BERT gained “understanding” at the cost of “generation.” The price of that choice only became clear eight years later.
What BERT Left Behind
What BERT opened up was not merely a performance improvement on a single model — it restructured how NLP research itself is organized. Before BERT, each task required a purpose-built architecture. After BERT, the central question became “what to pre-train on and how to fine-tune,” and task-specific architecture design was pushed to the margins.
This was made possible by BERT’s simultaneous achievement of generality and depth. Its representations are rich enough to handle both sentence-level semantic reasoning and fine-grained token-level prediction within the same parameter space. This became the conceptual foundation for multitask learning, prompt-based learning, and ultimately the few-shot learning paradigm that GPT-3 represents. Without BERT establishing so convincingly that a single model can handle diverse language tasks, the proposition that scale alone could generalize across tasks would have been far harder to make credible.

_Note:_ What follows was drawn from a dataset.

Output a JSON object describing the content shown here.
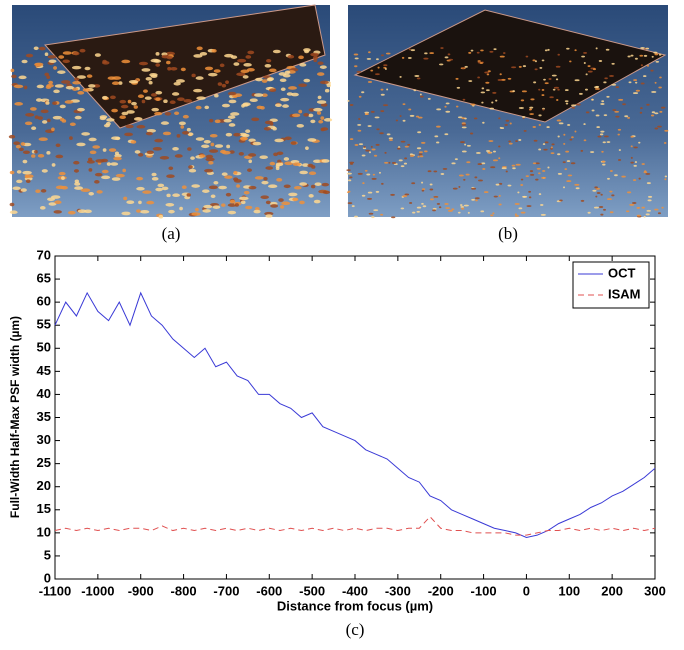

8 Years Later: Where Is BERT Now?
This piece is written in 2026 — eight years after the BERT paper was published. Readers back then didn’t know where BERT was headed. We do now. We know what became the standard, what faded away, and which architectures survived. Reading with knowledge of the outcome is like reading a mystery novel where you can already see the foreshadowing.

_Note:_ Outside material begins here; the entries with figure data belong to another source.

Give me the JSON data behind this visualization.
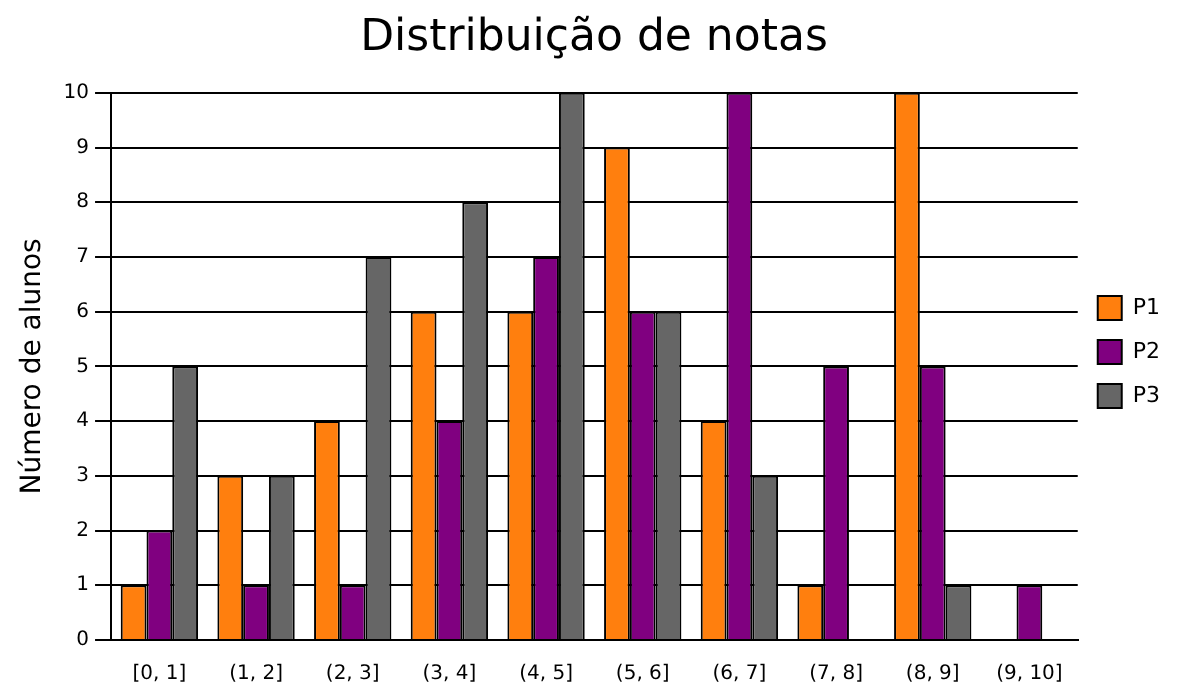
{
  "chart_data": {
    "type": "bar",
    "title": "Distribuição de notas",
    "ylabel": "Número de alunos",
    "categories": [
      "[0, 1]",
      "(1, 2]",
      "(2, 3]",
      "(3, 4]",
      "(4, 5]",
      "(5, 6]",
      "(6, 7]",
      "(7, 8]",
      "(8, 9]",
      "(9, 10]"
    ],
    "series": [
      {
        "name": "P1",
        "color": "#ff7f0e",
        "values": [
          1,
          3,
          4,
          6,
          6,
          9,
          4,
          1,
          10,
          0
        ]
      },
      {
        "name": "P2",
        "color": "#800080",
        "values": [
          2,
          1,
          1,
          4,
          7,
          6,
          10,
          5,
          5,
          1
        ]
      },
      {
        "name": "P3",
        "color": "#666666",
        "values": [
          5,
          3,
          7,
          8,
          10,
          6,
          3,
          0,
          1,
          0
        ]
      }
    ],
    "ylim": [
      0,
      10
    ],
    "yticks": [
      0,
      1,
      2,
      3,
      4,
      5,
      6,
      7,
      8,
      9,
      10
    ],
    "grid": "y",
    "legend": "right"
  }
}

What People Expected at the Time
In 2018, many researchers judged BERT to be structurally superior to GPT. Bidirectional context integration seemed like an obvious advantage. The prevailing view was that GPT — reading only left to right — had an inherent limitation that BERT had overcome, so future progress would come from BERT’s direction. That expectation turned out to be wrong.
Why It’s Hard to Call a Winner
Did BERT lose to GPT? It’s hard to say definitively — it’s not even clear the two were competing in the same race. GPT chose generation. BERT chose understanding. And what users wanted was generation. ChatGPT changed the world not because of technical superiority, but because people wanted to have conversations with AI. BERT was never built for that. Google must have known this. When Google — the very company that published BERT — built its own conversational AI (Bard, later Gemini), it chose a decoder-based architecture, not BERT. Even if Google had tried building a chatbot on BERT, the structural disadvantage would have led to the same conclusion eventually.
Pushed Out of the Mainstream, But Found Its Place
As of 2026, BERT is not at the center of conversational AI. ChatGPT, Gemini, and Claude are all decoder-based. In that sense, BERT has been pushed out of the mainstream. But being pushed out is not the same as failing. In semantic search, document classification, and embedding generation, the BERT family remains the industry standard. It can’t hold a sparkling conversation, but it quietly does what it was built to do. It didn’t fail to become a general-purpose AI — it simply found the domain where it performs best. Looking back, BERT never tried to be a generative AI to begin with. Google built BERT to improve search quality, and that goal was achieved. Saying “BERT lost to GPT” is grading BERT against a target it never had.
Even as the Architecture Changes
The core ideas BERT proved — bidirectional context integration, the depth of pre-training, the universality of a single model — are present in GPT-4, in Claude, in Gemini. The architecture has changed, but the questions BERT raised are still valid. BERT gave up the starring role. But the stage the stars are standing on is one that BERT built. Some papers are still worth reading eight years later. BERT is one of them.
Some technologies dominate. Others permeate. BERT was the latter.